PROJECT SUMMARY/ABSTRACT Reactive oxygen species (ROS) are the byproduct of normal metabolism as well as the differential state and environment of the cell. They lead to oxidative stress and can be the causes of multiple pathologies, including cancer. Moreover, oxidative stress and the cell's ability to deal with it can play a major role in the treatment of these diseases. However, current methods to quantify oxidative stress in vivo are severely lacking and to date there is no routine method to non-invasively image redox or oxidative stress in humans. A new platform, hyperpolarized MRI, has the potential to change the way we interrogate metabolism in vivo. We and others have utilized the power of this approach, combined with endogenous substrates, to non-invasively image a metabolic substrate and its subsequent downstream products using conventional MRI. In our preliminary work, we have developed a novel approach to imaging oxidative stress using HP dehydroascorbate (HP DHA), the oxidized form of vitamin C. Using HP DHA, we are able to image the in vivo generation of HP vitamin C and utilize the cells' endogenous system to create a non-invasive redox measurement. Combining this with fast spectroscopic imaging approaches provides a means of readily imaging redox in mice. These exciting developments provide the basis for pursuing the objectives of this innovative proposal to utilize HP DHA MRI to further quantify oxidative stress in vivo. Using HP DHA, we will develop a parameter for conversion to Vitamin C in vivo that quantifies the amount of oxidative stress the cell is under using both acute generation of ROS in the normal brain and models of murine brain tumors treated with radiation. In parallel, we will utilize what we have recently learned about the physical chemistry of hyperpolarized probes to design a more robust and better performing HP DHA. Finally, we will conduct the optimization and toxicology studies necessary to translate HP DHA to humans, aiming to conduct the first-in-human studies of this approach. It is the overarching goal of this proposal to use this novel approach in metabolic imaging and lay the foundation for future metabolic imaging of oxidative stress in patients. This effort will also provide a means of non-invasively monitoring treatment response that aims to increase oxidative stress, which could be readily integrated into standard MRI.

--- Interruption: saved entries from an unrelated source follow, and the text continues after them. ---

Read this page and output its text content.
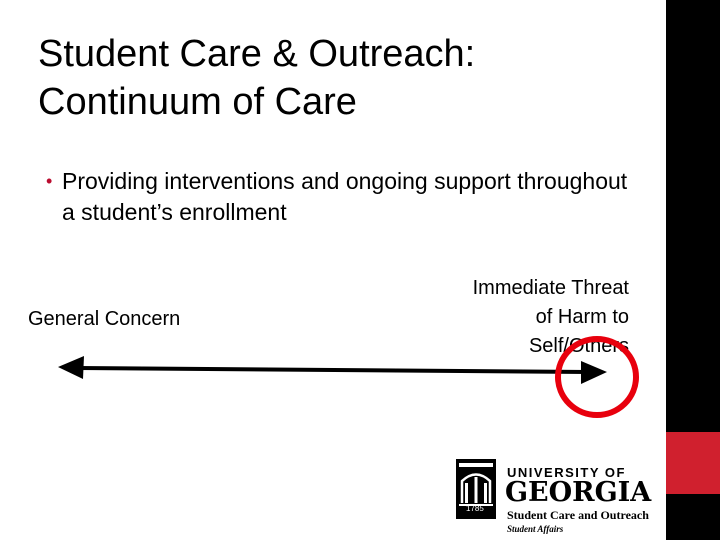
Student Care & Outreach:
Continuum of Care
• Providing interventions and ongoing support throughout a student’s enrollment
General Concern
Immediate Threat
of Harm to
Self/Others
1785
UNIVERSITY OF
GEORGIA
Student Care and Outreach
Student Affairs
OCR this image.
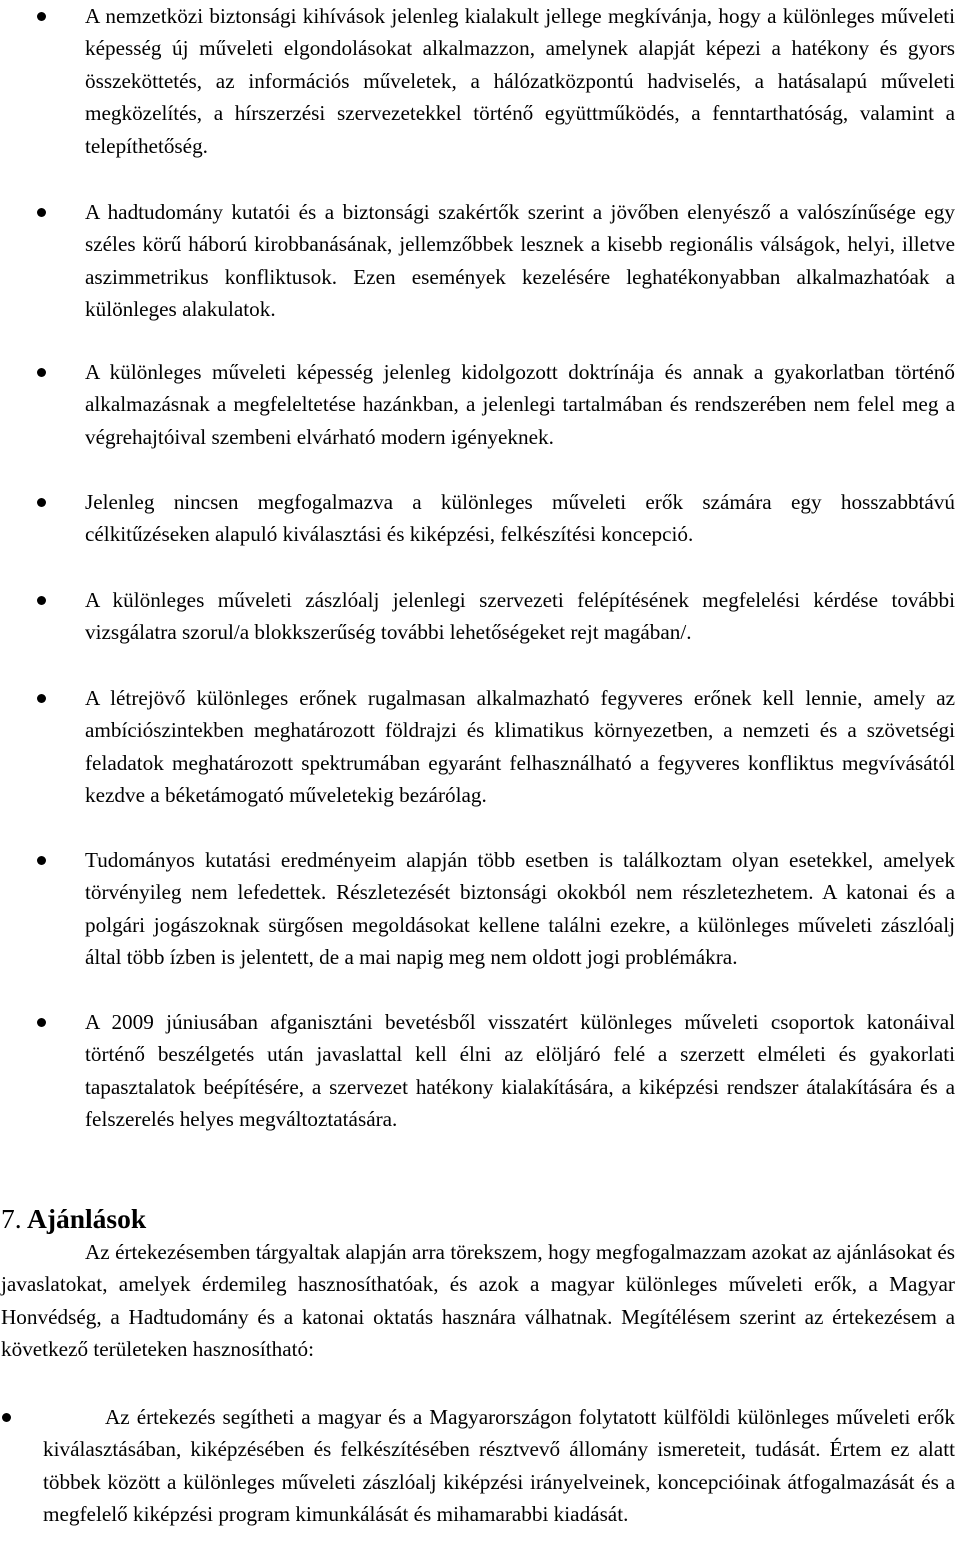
A nemzetközi biztonsági kihívások jelenleg kialakult jellege megkívánja, hogy a különleges műveleti képesség új műveleti elgondolásokat alkalmazzon, amelynek alapját képezi a hatékony és gyors összeköttetés, az információs műveletek, a hálózatközpontú hadviselés, a hatásalapú műveleti megközelítés, a hírszerzési szervezetekkel történő együttműködés, a fenntarthatóság, valamint a telepíthetőség.

A hadtudomány kutatói és a biztonsági szakértők szerint a jövőben elenyésző a valószínűsége egy széles körű háború kirobbanásának, jellemzőbbek lesznek a kisebb regionális válságok, helyi, illetve aszimmetrikus konfliktusok. Ezen események kezelésére leghatékonyabban alkalmazhatóak a különleges alakulatok.

A különleges műveleti képesség jelenleg kidolgozott doktrínája és annak a gyakorlatban történő alkalmazásnak a megfeleltetése hazánkban, a jelenlegi tartalmában és rendszerében nem felel meg a végrehajtóival szembeni elvárható modern igényeknek.

Jelenleg nincsen megfogalmazva a különleges műveleti erők számára egy hosszabbtávú célkitűzéseken alapuló kiválasztási és kiképzési, felkészítési koncepció.

A különleges műveleti zászlóalj jelenlegi szervezeti felépítésének megfelelési kérdése további vizsgálatra szorul/a blokkszerűség további lehetőségeket rejt magában/.

A létrejövő különleges erőnek rugalmasan alkalmazható fegyveres erőnek kell lennie, amely az ambíciószintekben meghatározott földrajzi és klimatikus környezetben, a nemzeti és a szövetségi feladatok meghatározott spektrumában egyaránt felhasználható a fegyveres konfliktus megvívásától kezdve a béketámogató műveletekig bezárólag.

Tudományos kutatási eredményeim alapján több esetben is találkoztam olyan esetekkel, amelyek törvényileg nem lefedettek. Részletezését biztonsági okokból nem részletezhetem. A katonai és a polgári jogászoknak sürgősen megoldásokat kellene találni ezekre, a különleges műveleti zászlóalj által több ízben is jelentett, de a mai napig meg nem oldott jogi problémákra.

A 2009 júniusában afganisztáni bevetésből visszatért különleges műveleti csoportok katonáival történő beszélgetés után javaslattal kell élni az elöljáró felé a szerzett elméleti és gyakorlati tapasztalatok beépítésére, a szervezet hatékony kialakítására, a kiképzési rendszer átalakítására és a felszerelés helyes megváltoztatására.

7. Ajánlások

Az értekezésemben tárgyaltak alapján arra törekszem, hogy megfogalmazzam azokat az ajánlásokat és javaslatokat, amelyek érdemileg hasznosíthatóak, és azok a magyar különleges műveleti erők, a Magyar Honvédség, a Hadtudomány és a katonai oktatás hasznára válhatnak. Megítélésem szerint az értekezésem a következő területeken hasznosítható:

Az értekezés segítheti a magyar és a Magyarországon folytatott külföldi különleges műveleti erők kiválasztásában, kiképzésében és felkészítésében résztvevő állomány ismereteit, tudását. Értem ez alatt többek között a különleges műveleti zászlóalj kiképzési irányelveinek, koncepcióinak átfogalmazását és a megfelelő kiképzési program kimunkálását és mihamarabbi kiadását.
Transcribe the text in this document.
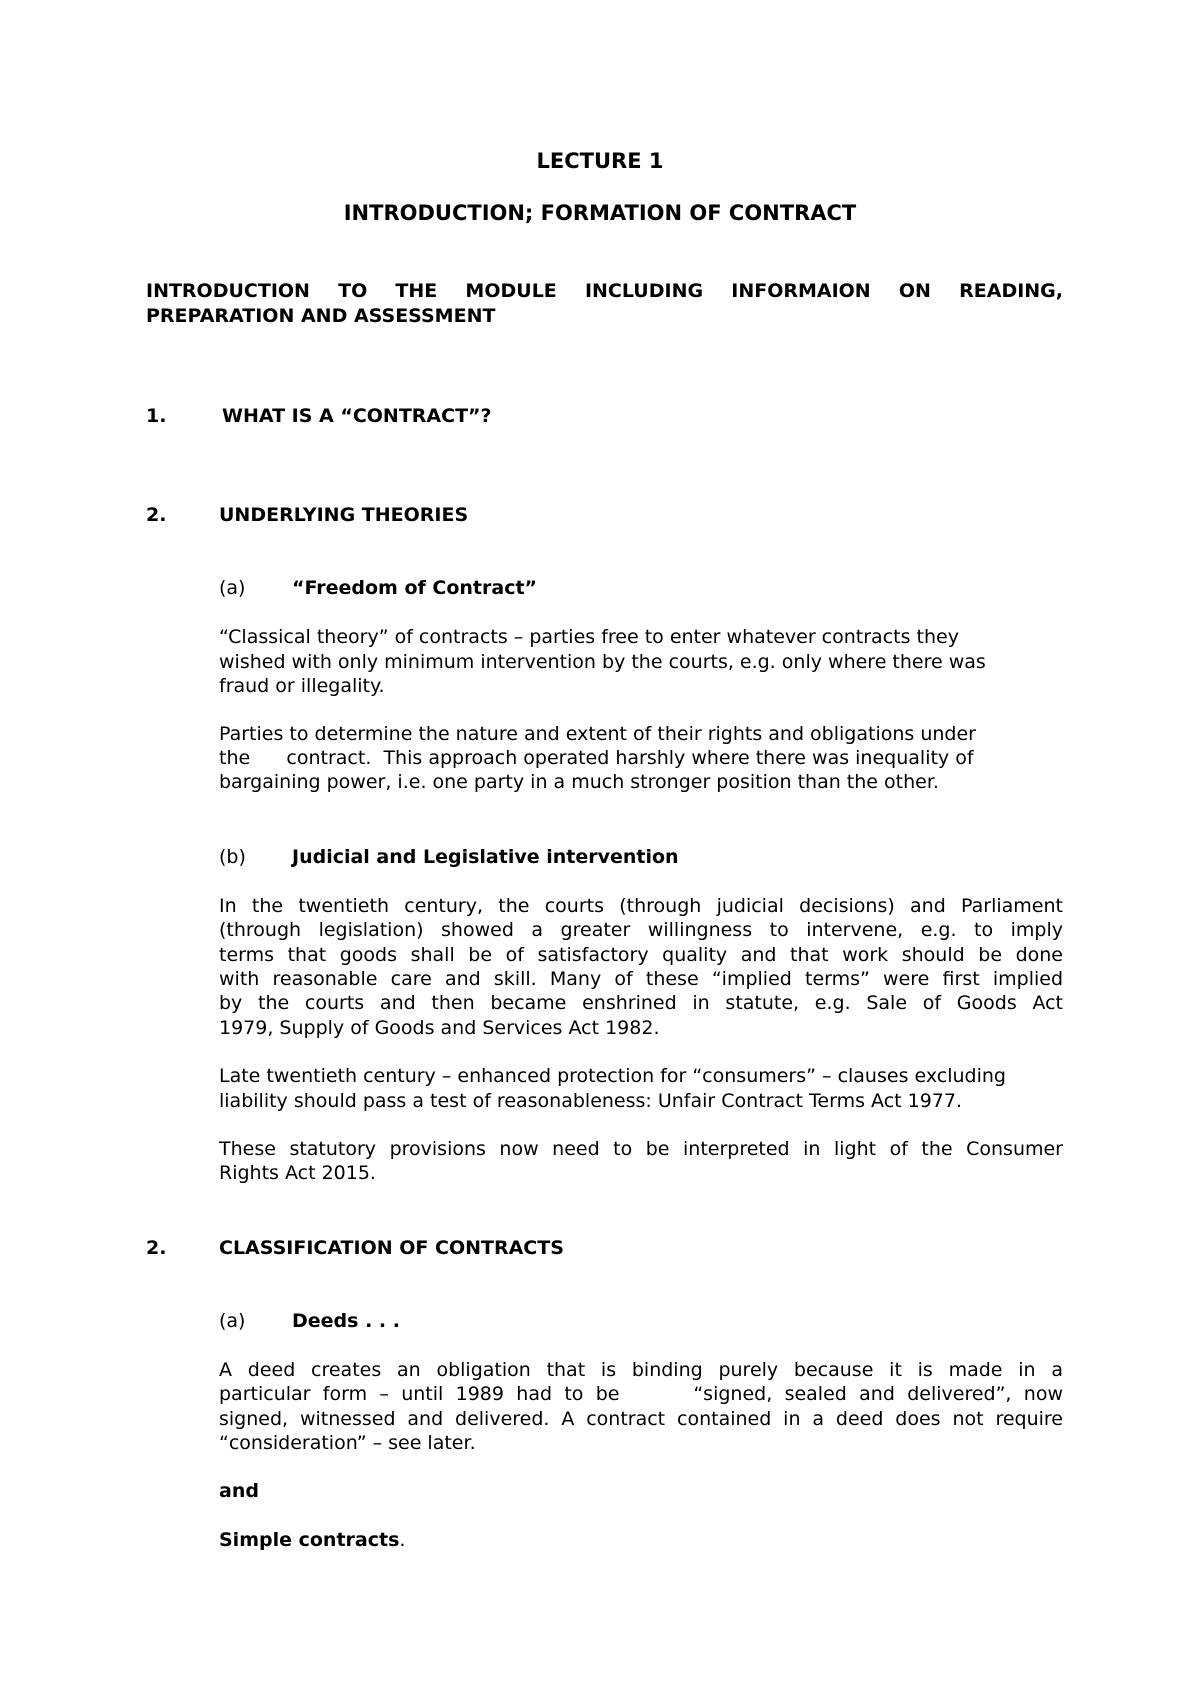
LECTURE 1
INTRODUCTION; FORMATION OF CONTRACT
INTRODUCTION TO THE MODULE INCLUDING INFORMAION ON READING,
PREPARATION AND ASSESSMENT
1.	WHAT IS A “CONTRACT”?
2.	UNDERLYING THEORIES
(a) “Freedom of Contract”
“Classical theory” of contracts – parties free to enter whatever contracts they
wished with only minimum intervention by the courts, e.g. only where there was
fraud or illegality.
Parties to determine the nature and extent of their rights and obligations under
the      contract.  This approach operated harshly where there was inequality of
bargaining power, i.e. one party in a much stronger position than the other.
(b) Judicial and Legislative intervention
In the twentieth century, the courts (through judicial decisions) and Parliament
(through legislation) showed a greater willingness to intervene, e.g. to imply
terms that goods shall be of satisfactory quality and that work should be done
with reasonable care and skill. Many of these “implied terms” were first implied
by the courts and then became enshrined in statute, e.g. Sale of Goods Act
1979, Supply of Goods and Services Act 1982.
Late twentieth century – enhanced protection for “consumers” – clauses excluding
liability should pass a test of reasonableness: Unfair Contract Terms Act 1977.
These statutory provisions now need to be interpreted in light of the Consumer
Rights Act 2015.
2.	CLASSIFICATION OF CONTRACTS
(a) Deeds . . .
A deed creates an obligation that is binding purely because it is made in a
particular form – until 1989 had to be      “signed, sealed and delivered”, now
signed, witnessed and delivered. A contract contained in a deed does not require
“consideration” – see later.
and
Simple contracts.
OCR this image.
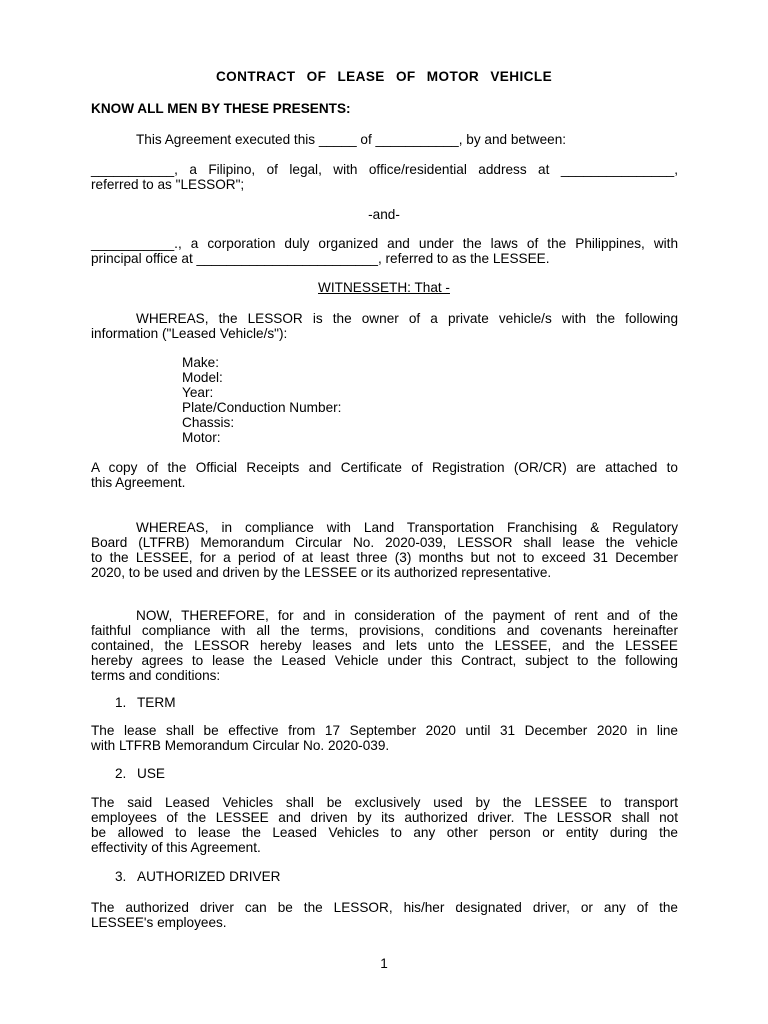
CONTRACT OF LEASE OF MOTOR VEHICLE
KNOW ALL MEN BY THESE PRESENTS:
This Agreement executed this _____ of ___________, by and between:
___________, a Filipino, of legal, with office/residential address at _______________,
referred to as "LESSOR";
-and-
___________., a corporation duly organized and under the laws of the Philippines, with
principal office at ________________________, referred to as the LESSEE.
WITNESSETH: That -
WHEREAS, the LESSOR is the owner of a private vehicle/s with the following
information ("Leased Vehicle/s"):
Make:
Model:
Year:
Plate/Conduction Number:
Chassis:
Motor:
A copy of the Official Receipts and Certificate of Registration (OR/CR) are attached to
this Agreement.
WHEREAS, in compliance with Land Transportation Franchising & Regulatory
Board (LTFRB) Memorandum Circular No. 2020-039, LESSOR shall lease the vehicle
to the LESSEE, for a period of at least three (3) months but not to exceed 31 December
2020, to be used and driven by the LESSEE or its authorized representative.
NOW, THEREFORE, for and in consideration of the payment of rent and of the
faithful compliance with all the terms, provisions, conditions and covenants hereinafter
contained, the LESSOR hereby leases and lets unto the LESSEE, and the LESSEE
hereby agrees to lease the Leased Vehicle under this Contract, subject to the following
terms and conditions:
1. TERM
The lease shall be effective from 17 September 2020 until 31 December 2020 in line
with LTFRB Memorandum Circular No. 2020-039.
2. USE
The said Leased Vehicles shall be exclusively used by the LESSEE to transport
employees of the LESSEE and driven by its authorized driver. The LESSOR shall not
be allowed to lease the Leased Vehicles to any other person or entity during the
effectivity of this Agreement.
3. AUTHORIZED DRIVER
The authorized driver can be the LESSOR, his/her designated driver, or any of the
LESSEE's employees.
1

项目摘要/摘要 活性氧（ROS）是正常代谢以及差异状态和 细胞的环境。它们导致氧化应激，可能是多种病理的原因，包括 癌症。此外，氧化应激和细胞应对其处理能力可以在治疗中发挥重要作用 这些疾病。但是，当前量化体内氧化应激的方法严重缺乏，迄今为止 没有常规方法可以非侵入性地图像氧化还原或人类的氧化应激。 一个新的平台超极化MRI具有改变我们在体内询问代谢的方式。我们 其他人则利用了这种方法的力量，结合了内源性底物，非侵入性 使用常规MRI对代谢底物及其随后的下游产物进行图像。在我们的初步中 工作，我们已经开发了一种新型的方法，可以使用HP脱氢抗坏态（HP DHA）对氧化应激进行成像。 维生素C的氧化形式。使用HP DHA，我们能够成像体内生成HP维生素C和 利用细胞的内源系统创建非侵入性氧化还原测量。将其与快速结合 光谱成像方法提供了一种容易在小鼠中成像氧化还原的方法。 这些令人兴奋的发展为追求这一创新提议的目标提供了基础，以利用惠普 DHA MRI在体内进一步量化氧化应激。使用HP DHA，我们将开发一个参数以转换为 维生素C的体内量化细胞正在使用急性生成的氧化应激量 在正常大脑中的ROS和用辐射处理的鼠脑肿瘤模型。同时，我们将利用什么 最近，我们了解了超极化探针的物理化学反应，以设计更健壮的探针 更好地执行HP DHA。最后，我们将进行翻译所需的优化和毒理学研究 HP DHA向人类，旨在对这种方法进行第一个人类研究。 这项提案的总体目标是在代谢成像中使用这种新颖的方法并奠定基础 为了将未来的代谢成像用于患者的氧化应激。这项工作还将提供一种非侵入性的手段 监测旨在增加氧化应激的治疗反应，可以轻易整合到 标准MRI。